I have 2 instantiations of vassal running, 2 different versions of vassal running from separate
terminal windows in Debian Linux running separate versions of java (3.5.8 vs. 3.2.17). I have about 4 different games running and leave them running for days on end while i play by email or in between online sessions with my opponents. I have an Intel I5 with 8 GB or ram and sufficient swap space to accomodate that and more. The processor is about a 2 GHz (oh, 1.something really).
What often happens, I keep the games minimized and only open them up for play once in a while. If it has been several days it seems to take many, many minutes to activate the game and resume computer operations for often, while it is bring the game back into memory (or whatever java / the jvm is doing) that game window is dead, no response to other mouse operations.
When I look at what processes and programs are running, I usually see many threads within the jvm running. So, I am speculating that java is the real culprit here, but exactly what it is doing I don’t know. Do I have to just live with this kind of lagginess, given the way I use my system? Or is there something inside VASSAL that could be done to reduce the amount of time spent waiting on its performance?
I’m mostly curious if this is something common and being looked at currently by VASSAL engine developers.

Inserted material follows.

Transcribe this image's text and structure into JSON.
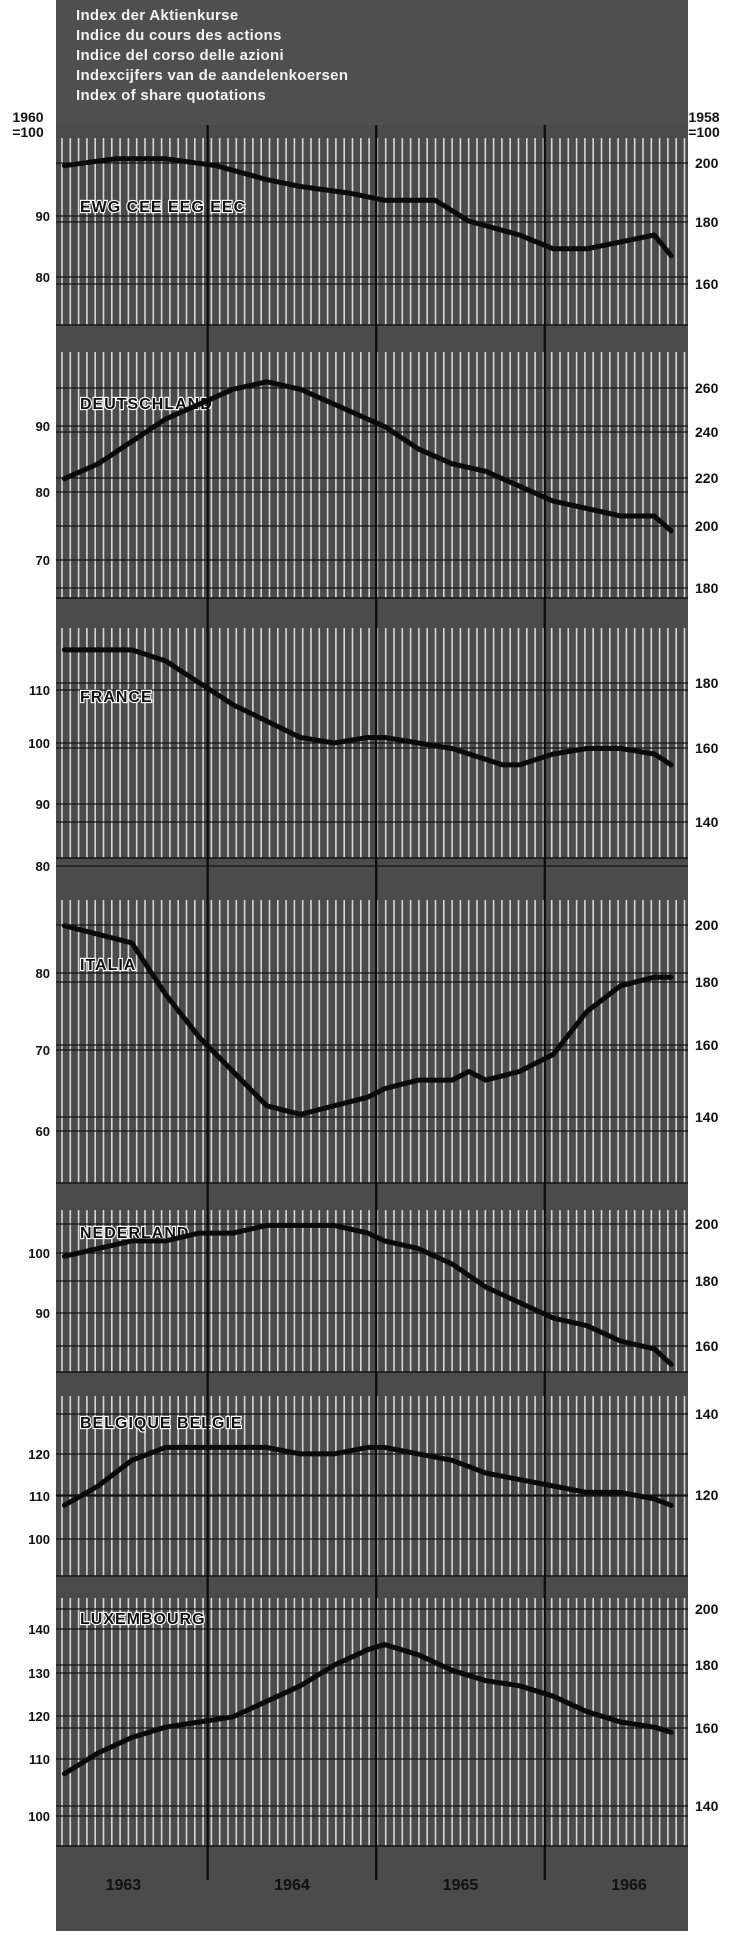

My second question (being a retired software developer), is, has the VASSAL engine code gone through any performance optimization rounds of developement ? Just curious.
Yes, several times over the years. E.g., new in 3.5.4 was the results of a major effort to eliminate duplicate or improperly retained objects.
The simplest solution might be to close your game and reopen it.
My guess is that what you’re seeing is Java’s heap being swapped back in to RAM after having been swapped out to disk. That’s likely to be slow, but it’s not due to anything in our code.
I suspected the swapping behavior is the most likely culprit, but thought I’d ask about VASSAL optimization, just out of curiosity.